How to value the modern footballer


There is a brilliant scene in the 1997 tragi-comic documentary ‘There’s only one Barry Fry’, a fly-on-the-wall chronicle of his disastrous time in charge of Peterborough Football Club, which reveals a bygone age when the wheeler-dealer manager was still a thing. Fry is sitting in a cluttered office negotiating the contract of potential new striker Miguel De Souza, repeatedly swatting away his agent’s demands with: “You ain’t gonna get that, fuckin’ hell!” As the talks are finally concluded, Fry shakes the player by the hand, smashes a gavel on his desk, looks down at himself and shouts: “Sold to the fat bastard in the blue blazer!” before laughing maniacally.

You suspect that, for better or worse, managers like Barry Fry are few and far between in football these days. The recent documentary All or Nothing: Manchester City revealed a slightly more considered approach – City’s executives are sitting in a swish suite discussing transfers and although their target list is blurred out, with hindsight it is easy to trace the shape of the letters spelling out the top name in the summer of 2017: Aymeric Laporte. With clinical efficiency, City signed their first choice and he played a key role in their 100-point season. Few clubs have the money to be as decisive, but across football Fry’s method of engaging in enthusiastic discourse has been replaced by something more subtle, and more precise.

The principals of valuing a footballer haven’t really changed over the past few decades. We already know the broad markers: performance, experience, age, contract duration. It’s just that now every touch of every ball in every major league is monitored, and it means that value is something fluid which can shift in an instant. Take the Burnley winger Dwight McNeil, who had barely started his career when he began making a statistical ripple a thousand kilometres away in Switzerland. What looked like promising performances to the eye had translated to a raft of key passes and dribbles in the complex algorithm of the CIES Football Observatory in Geneva.
“His performance statistics showed after only two games that he was clearly a very talented player,” says Dr Raffaele Poli, the organisation’s head. Not only was McNeil showing high performance metrics but he was young and contracted to a Premier League club; from almost nothing he was valued as a multi-million pound asset.


Dr Poli says game time at each level of the game is a crucial and telling variable — minutes translate to experience and indicate performance — but he believes CIES are nearing the limit of their modelling accuracy. The transfer of Diego Costa from Chelsea to Atletico Madrid was impossible to model, he explains, distorted by Costa’s very public fallout with Chelsea manager Antonio Conte, while CIES pitched Tyrone Ming’s market price far below the £25m Aston Villa paid Bournemouth for the defender whose career has been stalled by injury. “We are at around an 86% correlation [with actual transfer prices], and I think we are near the limit. If you try to do a model to correct Mings, it will be wrong for many more players.”

CIES often mediate between during disputed negotiations, while several consultancies have established themselves as advisors on transfer recruitment with a raft of tools to disseminate big data. One such consultancy which works with Premier League boardrooms, 21st Club, predominantly uses two methods for valuing players: the first is to benchmark a transfer target against not just one or two players that spring to mind but a deep pool of 15-20 comparables to gauge how likely the transfer is to be a success; the second is to pitch the player’s value in the context of the buying club’s financial muscle.


As Omar Chaudhuri, 21st Club’s head of intelligence, explains: “You can look at Philippe Coutinho to Barcelona and see that his transfer fee was roughly 18% of Barcelona’s revenue. What you find is that, let’s take Everton buying Gylfi Sigurdsson — who is almost as important to Everton as Coutinho was expected to be for Barcelona — his fee is in a similar sort of range, around 18-20% of Everton’s revenue.
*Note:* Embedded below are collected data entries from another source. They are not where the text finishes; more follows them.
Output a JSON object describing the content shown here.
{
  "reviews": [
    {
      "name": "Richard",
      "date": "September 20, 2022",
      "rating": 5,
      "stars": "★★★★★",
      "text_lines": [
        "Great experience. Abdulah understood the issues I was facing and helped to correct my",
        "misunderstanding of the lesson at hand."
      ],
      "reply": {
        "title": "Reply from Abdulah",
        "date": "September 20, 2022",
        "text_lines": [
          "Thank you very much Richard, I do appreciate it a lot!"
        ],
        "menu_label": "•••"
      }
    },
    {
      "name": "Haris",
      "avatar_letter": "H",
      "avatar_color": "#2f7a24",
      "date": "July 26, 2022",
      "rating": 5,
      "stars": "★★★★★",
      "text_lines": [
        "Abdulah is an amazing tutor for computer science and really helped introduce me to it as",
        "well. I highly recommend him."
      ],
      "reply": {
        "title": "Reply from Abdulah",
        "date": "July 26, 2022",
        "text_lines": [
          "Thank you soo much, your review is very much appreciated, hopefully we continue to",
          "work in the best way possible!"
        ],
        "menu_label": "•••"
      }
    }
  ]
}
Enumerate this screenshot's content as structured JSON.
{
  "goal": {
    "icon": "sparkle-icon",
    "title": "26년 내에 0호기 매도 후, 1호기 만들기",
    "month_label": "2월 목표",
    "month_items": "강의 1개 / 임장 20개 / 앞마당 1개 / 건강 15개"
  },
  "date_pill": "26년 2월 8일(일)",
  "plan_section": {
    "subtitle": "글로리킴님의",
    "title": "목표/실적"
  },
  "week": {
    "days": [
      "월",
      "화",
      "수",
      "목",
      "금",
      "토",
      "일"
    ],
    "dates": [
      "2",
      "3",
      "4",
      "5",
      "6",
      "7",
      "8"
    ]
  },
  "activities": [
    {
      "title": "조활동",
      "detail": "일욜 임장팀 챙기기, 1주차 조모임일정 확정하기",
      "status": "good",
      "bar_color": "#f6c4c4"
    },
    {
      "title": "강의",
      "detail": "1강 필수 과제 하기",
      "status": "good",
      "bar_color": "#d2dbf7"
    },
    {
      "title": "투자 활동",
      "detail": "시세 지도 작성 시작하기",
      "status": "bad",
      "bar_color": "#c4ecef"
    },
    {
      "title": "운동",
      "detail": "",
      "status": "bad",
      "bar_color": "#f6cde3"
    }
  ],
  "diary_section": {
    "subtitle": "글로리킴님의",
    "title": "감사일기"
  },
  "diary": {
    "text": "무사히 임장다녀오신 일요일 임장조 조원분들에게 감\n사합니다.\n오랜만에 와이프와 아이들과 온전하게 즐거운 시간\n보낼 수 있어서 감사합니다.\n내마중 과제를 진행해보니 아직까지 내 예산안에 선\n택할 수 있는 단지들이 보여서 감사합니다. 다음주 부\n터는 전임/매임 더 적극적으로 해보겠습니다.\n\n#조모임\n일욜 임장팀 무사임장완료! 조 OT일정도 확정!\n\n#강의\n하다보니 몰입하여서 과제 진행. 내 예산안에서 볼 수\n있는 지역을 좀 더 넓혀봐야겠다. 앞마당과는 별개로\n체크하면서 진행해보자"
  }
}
So you get this rate card depending on the importance of players within an individual team. A lot of the advice we give clubs is ‘OK, if you’re going to spend 10% of revenues, this is the kind of impact you should expect the player to have on your team’.”

Part of the advisory role is to find the cheat codes that will unlock value and potential upside, like ignoring the stigma around relegated players, something Liverpool have used to great effect in the signings of Andrew Robertson, Georginio Wijnaldum and Xherdan Shaqiri. “Relegated players are usually disregarded by mid-table Premier League clubs,” says Chaudhuri. “But actually if you look at players that have been signed from relegated teams, they’ve disproportionately grown in value over the past few years.”